Unit of Analysis → Heuristic Question → Practical Phenomenon → Research Insight

For example, the unit Mind (Life) asks “What should I work on?” This question directs attention to the process of anchoring a new creative center — moving from a vague theme or a set of disparate resources to a coherent, generative core. I have discussed this dynamic in Lake 42, where the “Theorizing Creative Life” project served as a GAP project. The practical phenomenon might be the experience of having multiple theoretical interests or creative fragments without a unifying structure. The research insight, in turn, might reveal the underlying structure of how a meta‑framework (like Self‑Life‑Mind) can serve as a container to curate diverse creative elements, transforming a focus into a stable center for future growth.

This path is where the Self-Life-Mind schema proves its utility. It is not abstract philosophy. It is a tool for seeing, asking, and acting.

Path Two: From Practice to Theory

The second path moves in the opposite direction — from practice back to theory. It begins with research insights drawn from concrete experience. Those insights are then articulated as creative themes — distinctive ideas that captures something real. The creative themes are then developed into knowledge models, structured frameworks that can be applied repeatedly. Finally, creative themes and knowledge models point toward theoretical concepts that can enter the larger disciplinary conversation.

This is the path of discovery: taking the messy reality of lived experience and distilling it into shareable, reusable theoretical resources.

Research Insights → Creative Themes → Knowledge Models → Theoretical Concepts

For example, the case study of the young female entrepreneur generated research insights about how, within the sources of her belief system, some components are native rather than internalized from external influences. Those insights were articulated as a creative theme around the tension or relationship between the native and the internalized. To analyze this process, I applied the Cultural Projection Model (2025) and the internalization-externalization principle from Activity Theory — knowledge models developed earlier. These models, in turn, point toward a potential theoretical concept that has not yet been fully established: perhaps native belief as a distinct category, though this remains uncertain at this stage.
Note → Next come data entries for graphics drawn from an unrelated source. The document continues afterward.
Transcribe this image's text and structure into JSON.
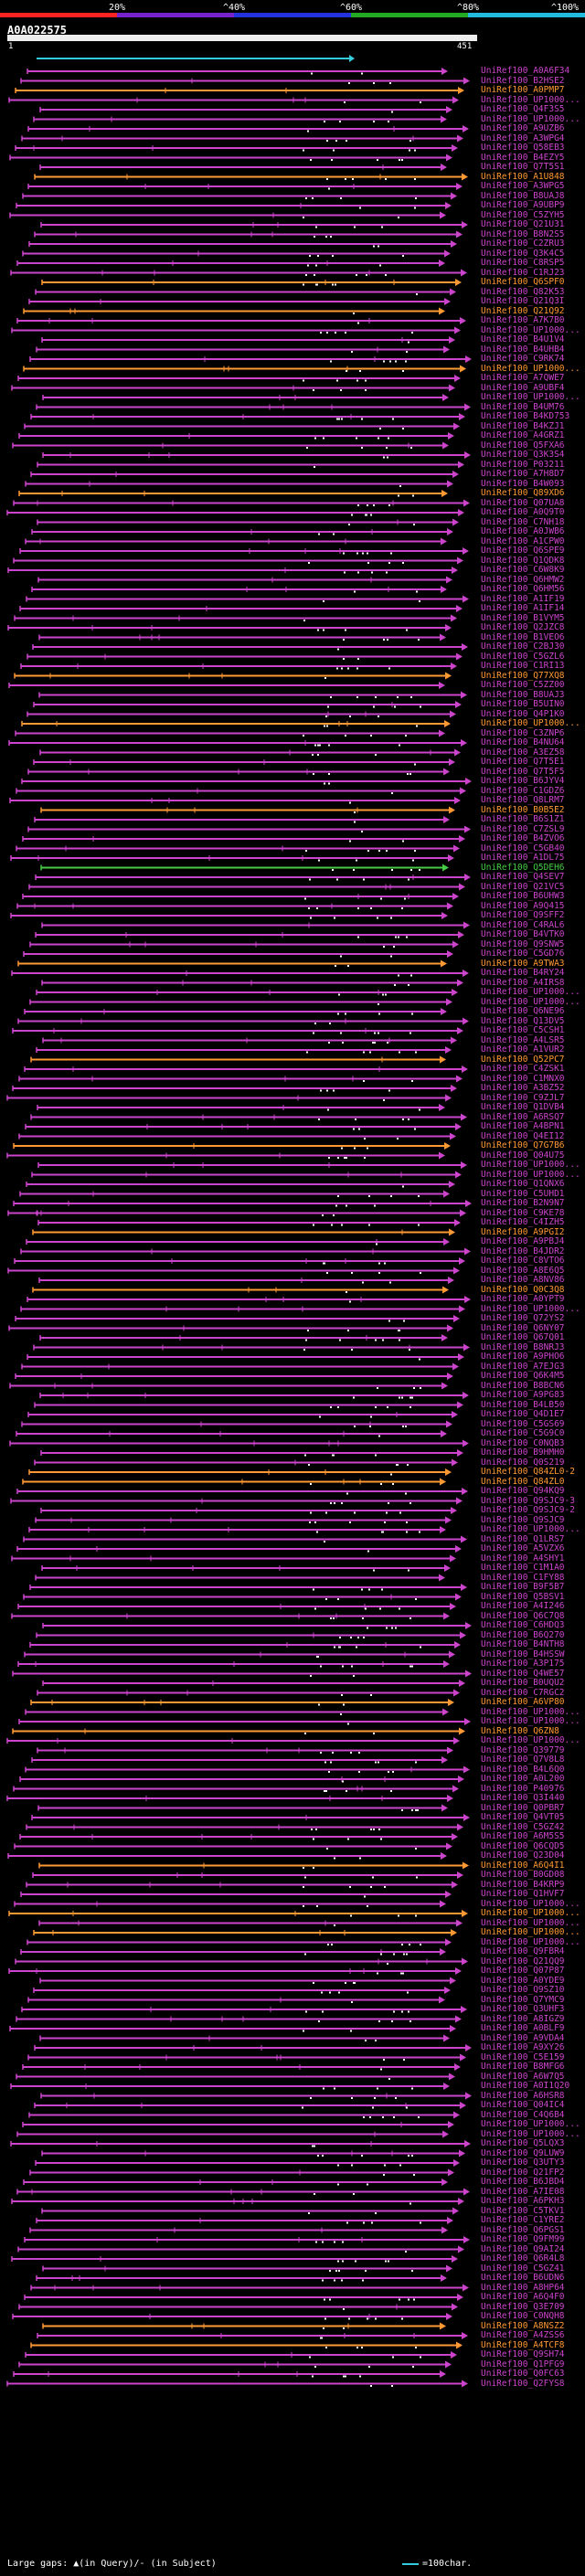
{
  "query_id": "A0A022575",
  "scale": {
    "ticks": [
      "20%",
      "^40%",
      "^60%",
      "^80%",
      "^100%"
    ],
    "colors": [
      "#ff2222",
      "#7722cc",
      "#2233dd",
      "#22aa22",
      "#22bbdd"
    ]
  },
  "ruler": {
    "start": "1",
    "end": "451"
  },
  "palette": {
    "purple": "#cc44cc",
    "orange": "#ff9933",
    "green": "#44cc44",
    "cyan": "#33ccdd"
  },
  "legend": {
    "gaps_text": "Large gaps: ▲(in Query)/- (in Subject)",
    "scale_text": "=100char."
  },
  "hits": [
    {
      "label": "UniRef100_A0A6F34",
      "color": "purple"
    },
    {
      "label": "UniRef100_B2HSE2",
      "color": "purple"
    },
    {
      "label": "UniRef100_A0PMP7",
      "color": "orange"
    },
    {
      "label": "UniRef100_UP1000...",
      "color": "purple"
    },
    {
      "label": "UniRef100_Q4F3S5",
      "color": "purple"
    },
    {
      "label": "UniRef100_UP1000...",
      "color": "purple"
    },
    {
      "label": "UniRef100_A9UZB6",
      "color": "purple"
    },
    {
      "label": "UniRef100_A3WPG4",
      "color": "purple"
    },
    {
      "label": "UniRef100_Q58EB3",
      "color": "purple"
    },
    {
      "label": "UniRef100_B4EZY5",
      "color": "purple"
    },
    {
      "label": "UniRef100_Q7T5S1",
      "color": "purple"
    },
    {
      "label": "UniRef100_A1U848",
      "color": "orange"
    },
    {
      "label": "UniRef100_A3WPG5",
      "color": "purple"
    },
    {
      "label": "UniRef100_B8UAJ8",
      "color": "purple"
    },
    {
      "label": "UniRef100_A9UBP9",
      "color": "purple"
    },
    {
      "label": "UniRef100_C5ZYH5",
      "color": "purple"
    },
    {
      "label": "UniRef100_Q21U31",
      "color": "purple"
    },
    {
      "label": "UniRef100_B8N2S5",
      "color": "purple"
    },
    {
      "label": "UniRef100_C2ZRU3",
      "color": "purple"
    },
    {
      "label": "UniRef100_Q3K4C5",
      "color": "purple"
    },
    {
      "label": "UniRef100_C8RSP5",
      "color": "purple"
    },
    {
      "label": "UniRef100_C1RJ23",
      "color": "purple"
    },
    {
      "label": "UniRef100_Q6SPF0",
      "color": "orange"
    },
    {
      "label": "UniRef100_Q82K53",
      "color": "purple"
    },
    {
      "label": "UniRef100_Q21Q3I",
      "color": "purple"
    },
    {
      "label": "UniRef100_Q21Q92",
      "color": "orange"
    },
    {
      "label": "UniRef100_A7K7B0",
      "color": "purple"
    },
    {
      "label": "UniRef100_UP1000...",
      "color": "purple"
    },
    {
      "label": "UniRef100_B4U1V4",
      "color": "purple"
    },
    {
      "label": "UniRef100_B4UHB4",
      "color": "purple"
    },
    {
      "label": "UniRef100_C9RK74",
      "color": "purple"
    },
    {
      "label": "UniRef100_UP1000...",
      "color": "orange"
    },
    {
      "label": "UniRef100_A7QWE7",
      "color": "purple"
    },
    {
      "label": "UniRef100_A9UBF4",
      "color": "purple"
    },
    {
      "label": "UniRef100_UP1000...",
      "color": "purple"
    },
    {
      "label": "UniRef100_B4UM76",
      "color": "purple"
    },
    {
      "label": "UniRef100_B4KD753",
      "color": "purple"
    },
    {
      "label": "UniRef100_B4KZJ1",
      "color": "purple"
    },
    {
      "label": "UniRef100_A4GRZ1",
      "color": "purple"
    },
    {
      "label": "UniRef100_Q5FXA6",
      "color": "purple"
    },
    {
      "label": "UniRef100_Q3K3S4",
      "color": "purple"
    },
    {
      "label": "UniRef100_P03211",
      "color": "purple"
    },
    {
      "label": "UniRef100_A7H8D7",
      "color": "purple"
    },
    {
      "label": "UniRef100_B4W093",
      "color": "purple"
    },
    {
      "label": "UniRef100_Q89XD6",
      "color": "orange"
    },
    {
      "label": "UniRef100_Q07UA8",
      "color": "purple"
    },
    {
      "label": "UniRef100_A0Q9T0",
      "color": "purple"
    },
    {
      "label": "UniRef100_C7NH18",
      "color": "purple"
    },
    {
      "label": "UniRef100_A0JWB6",
      "color": "purple"
    },
    {
      "label": "UniRef100_A1CPW0",
      "color": "purple"
    },
    {
      "label": "UniRef100_Q6SPE9",
      "color": "purple"
    },
    {
      "label": "UniRef100_Q1QDK8",
      "color": "purple"
    },
    {
      "label": "UniRef100_C6W8K9",
      "color": "purple"
    },
    {
      "label": "UniRef100_Q6HMW2",
      "color": "purple"
    },
    {
      "label": "UniRef100_Q6HM56",
      "color": "purple"
    },
    {
      "label": "UniRef100_A1IF19",
      "color": "purple"
    },
    {
      "label": "UniRef100_A1IF14",
      "color": "purple"
    },
    {
      "label": "UniRef100_B1VYM5",
      "color": "purple"
    },
    {
      "label": "UniRef100_Q2JZC8",
      "color": "purple"
    },
    {
      "label": "UniRef100_B1VEO6",
      "color": "purple"
    },
    {
      "label": "UniRef100_C2BJ30",
      "color": "purple"
    },
    {
      "label": "UniRef100_C5GZL6",
      "color": "purple"
    },
    {
      "label": "UniRef100_C1RI13",
      "color": "purple"
    },
    {
      "label": "UniRef100_Q77XQ8",
      "color": "orange"
    },
    {
      "label": "UniRef100_C5ZZ00",
      "color": "purple"
    },
    {
      "label": "UniRef100_B8UAJ3",
      "color": "purple"
    },
    {
      "label": "UniRef100_B5UIN0",
      "color": "purple"
    },
    {
      "label": "UniRef100_Q4P1K0",
      "color": "purple"
    },
    {
      "label": "UniRef100_UP1000...",
      "color": "orange"
    },
    {
      "label": "UniRef100_C3ZNP6",
      "color": "purple"
    },
    {
      "label": "UniRef100_B4NU64",
      "color": "purple"
    },
    {
      "label": "UniRef100_A3EZ58",
      "color": "purple"
    },
    {
      "label": "UniRef100_Q7T5E1",
      "color": "purple"
    },
    {
      "label": "UniRef100_Q7T5F5",
      "color": "purple"
    },
    {
      "label": "UniRef100_B6JYV4",
      "color": "purple"
    },
    {
      "label": "UniRef100_C1GDZ6",
      "color": "purple"
    },
    {
      "label": "UniRef100_Q8LRM7",
      "color": "purple"
    },
    {
      "label": "UniRef100_B0B5E2",
      "color": "orange"
    },
    {
      "label": "UniRef100_B6S1Z1",
      "color": "purple"
    },
    {
      "label": "UniRef100_C7ZSL9",
      "color": "purple"
    },
    {
      "label": "UniRef100_B4ZVO6",
      "color": "purple"
    },
    {
      "label": "UniRef100_C5GB40",
      "color": "purple"
    },
    {
      "label": "UniRef100_A1DL75",
      "color": "purple"
    },
    {
      "label": "UniRef100_Q5DEH6",
      "color": "green"
    },
    {
      "label": "UniRef100_Q4SEV7",
      "color": "purple"
    },
    {
      "label": "UniRef100_Q21VC5",
      "color": "purple"
    },
    {
      "label": "UniRef100_B6UHW3",
      "color": "purple"
    },
    {
      "label": "UniRef100_A9Q415",
      "color": "purple"
    },
    {
      "label": "UniRef100_Q9SFF2",
      "color": "purple"
    },
    {
      "label": "UniRef100_C4RAL6",
      "color": "purple"
    },
    {
      "label": "UniRef100_B4VTK0",
      "color": "purple"
    },
    {
      "label": "UniRef100_Q9SNW5",
      "color": "purple"
    },
    {
      "label": "UniRef100_C5GD76",
      "color": "purple"
    },
    {
      "label": "UniRef100_A9TWA3",
      "color": "orange"
    },
    {
      "label": "UniRef100_B4RY24",
      "color": "purple"
    },
    {
      "label": "UniRef100_A4IRS8",
      "color": "purple"
    },
    {
      "label": "UniRef100_UP1000...",
      "color": "purple"
    },
    {
      "label": "UniRef100_UP1000...",
      "color": "purple"
    },
    {
      "label": "UniRef100_Q6NE96",
      "color": "purple"
    },
    {
      "label": "UniRef100_Q13DV5",
      "color": "purple"
    },
    {
      "label": "UniRef100_C5CSH1",
      "color": "purple"
    },
    {
      "label": "UniRef100_A4LSR5",
      "color": "purple"
    },
    {
      "label": "UniRef100_A1VUR2",
      "color": "purple"
    },
    {
      "label": "UniRef100_Q52PC7",
      "color": "orange"
    },
    {
      "label": "UniRef100_C4ZSK1",
      "color": "purple"
    },
    {
      "label": "UniRef100_C1MNX0",
      "color": "purple"
    },
    {
      "label": "UniRef100_A3BZ52",
      "color": "purple"
    },
    {
      "label": "UniRef100_C9ZJL7",
      "color": "purple"
    },
    {
      "label": "UniRef100_Q1DVB4",
      "color": "purple"
    },
    {
      "label": "UniRef100_A6RSQ7",
      "color": "purple"
    },
    {
      "label": "UniRef100_A4BPN1",
      "color": "purple"
    },
    {
      "label": "UniRef100_Q4EI12",
      "color": "purple"
    },
    {
      "label": "UniRef100_Q7G7B6",
      "color": "orange"
    },
    {
      "label": "UniRef100_Q04U75",
      "color": "purple"
    },
    {
      "label": "UniRef100_UP1000...",
      "color": "purple"
    },
    {
      "label": "UniRef100_UP1000...",
      "color": "purple"
    },
    {
      "label": "UniRef100_Q1QNX6",
      "color": "purple"
    },
    {
      "label": "UniRef100_C5UHD1",
      "color": "purple"
    },
    {
      "label": "UniRef100_B2N9N7",
      "color": "purple"
    },
    {
      "label": "UniRef100_C9KE78",
      "color": "purple"
    },
    {
      "label": "UniRef100_C4IZH5",
      "color": "purple"
    },
    {
      "label": "UniRef100_A9PGI2",
      "color": "orange"
    },
    {
      "label": "UniRef100_A9PBJ4",
      "color": "purple"
    },
    {
      "label": "UniRef100_B4JDR2",
      "color": "purple"
    },
    {
      "label": "UniRef100_C8VTO6",
      "color": "purple"
    },
    {
      "label": "UniRef100_A8E6Q5",
      "color": "purple"
    },
    {
      "label": "UniRef100_A8NV86",
      "color": "purple"
    },
    {
      "label": "UniRef100_Q0C3Q8",
      "color": "orange"
    },
    {
      "label": "UniRef100_A0YPT9",
      "color": "purple"
    },
    {
      "label": "UniRef100_UP1000...",
      "color": "purple"
    },
    {
      "label": "UniRef100_Q72YS2",
      "color": "purple"
    },
    {
      "label": "UniRef100_Q6NY07",
      "color": "purple"
    },
    {
      "label": "UniRef100_Q67Q01",
      "color": "purple"
    },
    {
      "label": "UniRef100_B8NRJ3",
      "color": "purple"
    },
    {
      "label": "UniRef100_A9PHO6",
      "color": "purple"
    },
    {
      "label": "UniRef100_A7EJG3",
      "color": "purple"
    },
    {
      "label": "UniRef100_Q6K4M5",
      "color": "purple"
    },
    {
      "label": "UniRef100_B8BCN6",
      "color": "purple"
    },
    {
      "label": "UniRef100_A9PG83",
      "color": "purple"
    },
    {
      "label": "UniRef100_B4LB50",
      "color": "purple"
    },
    {
      "label": "UniRef100_Q4D1E7",
      "color": "purple"
    },
    {
      "label": "UniRef100_C5GS69",
      "color": "purple"
    },
    {
      "label": "UniRef100_C5G9C0",
      "color": "purple"
    },
    {
      "label": "UniRef100_C0NQB3",
      "color": "purple"
    },
    {
      "label": "UniRef100_B9HMH0",
      "color": "purple"
    },
    {
      "label": "UniRef100_Q0S219",
      "color": "purple"
    },
    {
      "label": "UniRef100_Q84ZL0-2",
      "color": "orange"
    },
    {
      "label": "UniRef100_Q84ZL0",
      "color": "orange"
    },
    {
      "label": "UniRef100_Q94KQ9",
      "color": "purple"
    },
    {
      "label": "UniRef100_Q9SJC9-3",
      "color": "purple"
    },
    {
      "label": "UniRef100_Q9SJC9-2",
      "color": "purple"
    },
    {
      "label": "UniRef100_Q9SJC9",
      "color": "purple"
    },
    {
      "label": "UniRef100_UP1000...",
      "color": "purple"
    },
    {
      "label": "UniRef100_Q1LRS7",
      "color": "purple"
    },
    {
      "label": "UniRef100_A5VZX6",
      "color": "purple"
    },
    {
      "label": "UniRef100_A4SHY1",
      "color": "purple"
    },
    {
      "label": "UniRef100_C1M1A0",
      "color": "purple"
    },
    {
      "label": "UniRef100_C1FY88",
      "color": "purple"
    },
    {
      "label": "UniRef100_B9F5B7",
      "color": "purple"
    },
    {
      "label": "UniRef100_Q5BSV1",
      "color": "purple"
    },
    {
      "label": "UniRef100_A4I246",
      "color": "purple"
    },
    {
      "label": "UniRef100_Q6C7Q8",
      "color": "purple"
    },
    {
      "label": "UniRef100_C6HDQ3",
      "color": "purple"
    },
    {
      "label": "UniRef100_B6Q270",
      "color": "purple"
    },
    {
      "label": "UniRef100_B4NTH8",
      "color": "purple"
    },
    {
      "label": "UniRef100_B4HSSW",
      "color": "purple"
    },
    {
      "label": "UniRef100_A3P175",
      "color": "purple"
    },
    {
      "label": "UniRef100_Q4WE57",
      "color": "purple"
    },
    {
      "label": "UniRef100_B0UQU2",
      "color": "purple"
    },
    {
      "label": "UniRef100_C7RGC2",
      "color": "purple"
    },
    {
      "label": "UniRef100_A6VP80",
      "color": "orange"
    },
    {
      "label": "UniRef100_UP1000...",
      "color": "purple"
    },
    {
      "label": "UniRef100_UP1000...",
      "color": "purple"
    },
    {
      "label": "UniRef100_Q6ZN8",
      "color": "orange"
    },
    {
      "label": "UniRef100_UP1000...",
      "color": "purple"
    },
    {
      "label": "UniRef100_Q39779",
      "color": "purple"
    },
    {
      "label": "UniRef100_Q7V8L8",
      "color": "purple"
    },
    {
      "label": "UniRef100_B4L6Q0",
      "color": "purple"
    },
    {
      "label": "UniRef100_A0L200",
      "color": "purple"
    },
    {
      "label": "UniRef100_P40976",
      "color": "purple"
    },
    {
      "label": "UniRef100_Q3I440",
      "color": "purple"
    },
    {
      "label": "UniRef100_Q0PBR7",
      "color": "purple"
    },
    {
      "label": "UniRef100_Q4VT05",
      "color": "purple"
    },
    {
      "label": "UniRef100_C5GZ42",
      "color": "purple"
    },
    {
      "label": "UniRef100_A6M5S5",
      "color": "purple"
    },
    {
      "label": "UniRef100_Q6CQD5",
      "color": "purple"
    },
    {
      "label": "UniRef100_Q23D04",
      "color": "purple"
    },
    {
      "label": "UniRef100_A6Q4I1",
      "color": "orange"
    },
    {
      "label": "UniRef100_B0GD08",
      "color": "purple"
    },
    {
      "label": "UniRef100_B4KRP9",
      "color": "purple"
    },
    {
      "label": "UniRef100_Q1HVF7",
      "color": "purple"
    },
    {
      "label": "UniRef100_UP1000...",
      "color": "purple"
    },
    {
      "label": "UniRef100_UP1000...",
      "color": "orange"
    },
    {
      "label": "UniRef100_UP1000...",
      "color": "purple"
    },
    {
      "label": "UniRef100_UP1000...",
      "color": "orange"
    },
    {
      "label": "UniRef100_UP1000...",
      "color": "purple"
    },
    {
      "label": "UniRef100_Q9FBR4",
      "color": "purple"
    },
    {
      "label": "UniRef100_Q21QQ9",
      "color": "purple"
    },
    {
      "label": "UniRef100_Q07P87",
      "color": "purple"
    },
    {
      "label": "UniRef100_A0YDE9",
      "color": "purple"
    },
    {
      "label": "UniRef100_Q9SZ10",
      "color": "purple"
    },
    {
      "label": "UniRef100_Q7YMC9",
      "color": "purple"
    },
    {
      "label": "UniRef100_Q3UHF3",
      "color": "purple"
    },
    {
      "label": "UniRef100_A8IGZ9",
      "color": "purple"
    },
    {
      "label": "UniRef100_A0BLF9",
      "color": "purple"
    },
    {
      "label": "UniRef100_A9VDA4",
      "color": "purple"
    },
    {
      "label": "UniRef100_A9XY26",
      "color": "purple"
    },
    {
      "label": "UniRef100_C5E159",
      "color": "purple"
    },
    {
      "label": "UniRef100_B8MFG6",
      "color": "purple"
    },
    {
      "label": "UniRef100_A6W7Q5",
      "color": "purple"
    },
    {
      "label": "UniRef100_A0I1Q20",
      "color": "purple"
    },
    {
      "label": "UniRef100_A6HSR8",
      "color": "purple"
    },
    {
      "label": "UniRef100_Q04IC4",
      "color": "purple"
    },
    {
      "label": "UniRef100_C4Q6B4",
      "color": "purple"
    },
    {
      "label": "UniRef100_UP1000...",
      "color": "purple"
    },
    {
      "label": "UniRef100_UP1000...",
      "color": "purple"
    },
    {
      "label": "UniRef100_Q5LQX3",
      "color": "purple"
    },
    {
      "label": "UniRef100_Q9LUW9",
      "color": "purple"
    },
    {
      "label": "UniRef100_Q3UTY3",
      "color": "purple"
    },
    {
      "label": "UniRef100_Q21FP2",
      "color": "purple"
    },
    {
      "label": "UniRef100_B6JBD4",
      "color": "purple"
    },
    {
      "label": "UniRef100_A7IE08",
      "color": "purple"
    },
    {
      "label": "UniRef100_A6PKH3",
      "color": "purple"
    },
    {
      "label": "UniRef100_C5TKV1",
      "color": "purple"
    },
    {
      "label": "UniRef100_C1YRE2",
      "color": "purple"
    },
    {
      "label": "UniRef100_Q6PGS1",
      "color": "purple"
    },
    {
      "label": "UniRef100_Q9FM99",
      "color": "purple"
    },
    {
      "label": "UniRef100_Q9AI24",
      "color": "purple"
    },
    {
      "label": "UniRef100_Q6R4L8",
      "color": "purple"
    },
    {
      "label": "UniRef100_C5GZ41",
      "color": "purple"
    },
    {
      "label": "UniRef100_B6UDN6",
      "color": "purple"
    },
    {
      "label": "UniRef100_A8HP64",
      "color": "purple"
    },
    {
      "label": "UniRef100_A6Q4F0",
      "color": "purple"
    },
    {
      "label": "UniRef100_Q3E709",
      "color": "purple"
    },
    {
      "label": "UniRef100_C0NQH8",
      "color": "purple"
    },
    {
      "label": "UniRef100_A8NSZ2",
      "color": "orange"
    },
    {
      "label": "UniRef100_A4ZSS6",
      "color": "purple"
    },
    {
      "label": "UniRef100_A4TCF8",
      "color": "orange"
    },
    {
      "label": "UniRef100_Q9SH74",
      "color": "purple"
    },
    {
      "label": "UniRef100_Q1PFG9",
      "color": "purple"
    },
    {
      "label": "UniRef100_Q0FC63",
      "color": "purple"
    },
    {
      "label": "UniRef100_Q2FYS8",
      "color": "purple"
    }
  ]
}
This path is where the Self-Life-Mind schema proves its generative power. It is not a closed system. It is a living framework that grows from engagement with real lives. Methodologically, the Weave-the-Theory model provides a highly useful reference — see Weave the Theory (possible book, 2026).

A Living Center

These two paths are not separate. They form a cycle. Theory informs practice, and practice informs theory. The analytical units generate questions that lead to insights; those insights become models that refine the analytical units. The Self-Life-Mind schema sits at the center of this cycle — not as a static diagram but as a dynamic interface where understanding and intervention continuously meet and reshape each other.

This is the promise of Strategic Developmental Psychology: a psychology that engages, that asks, that builds, and that learns. The Self-Life-Mind schema, born as a philosophical vehicle in May 2024, has become the stable center of that promise.

The two new diagrams presented in this reflection mark a turning point. They do not replace the original schema but return to it, deepening and expanding it. The schema is no longer just a background structure. It is now a living center — visible, active, and generative. The four analytical units offer four entry points; the two paths offer two directions of movement. Together, they form a complete developmental space where adults can ask where they are, where they should be, how they see it, and what they should work on — and where researchers and practitioners can move freely between theory and practice, insight and model, phenomenon and concept.

The seed planted in 2023, articulated in May 2024, and reflected upon today has not reached a final destination. It has found its center. And from that center, new growth will continue to emerge.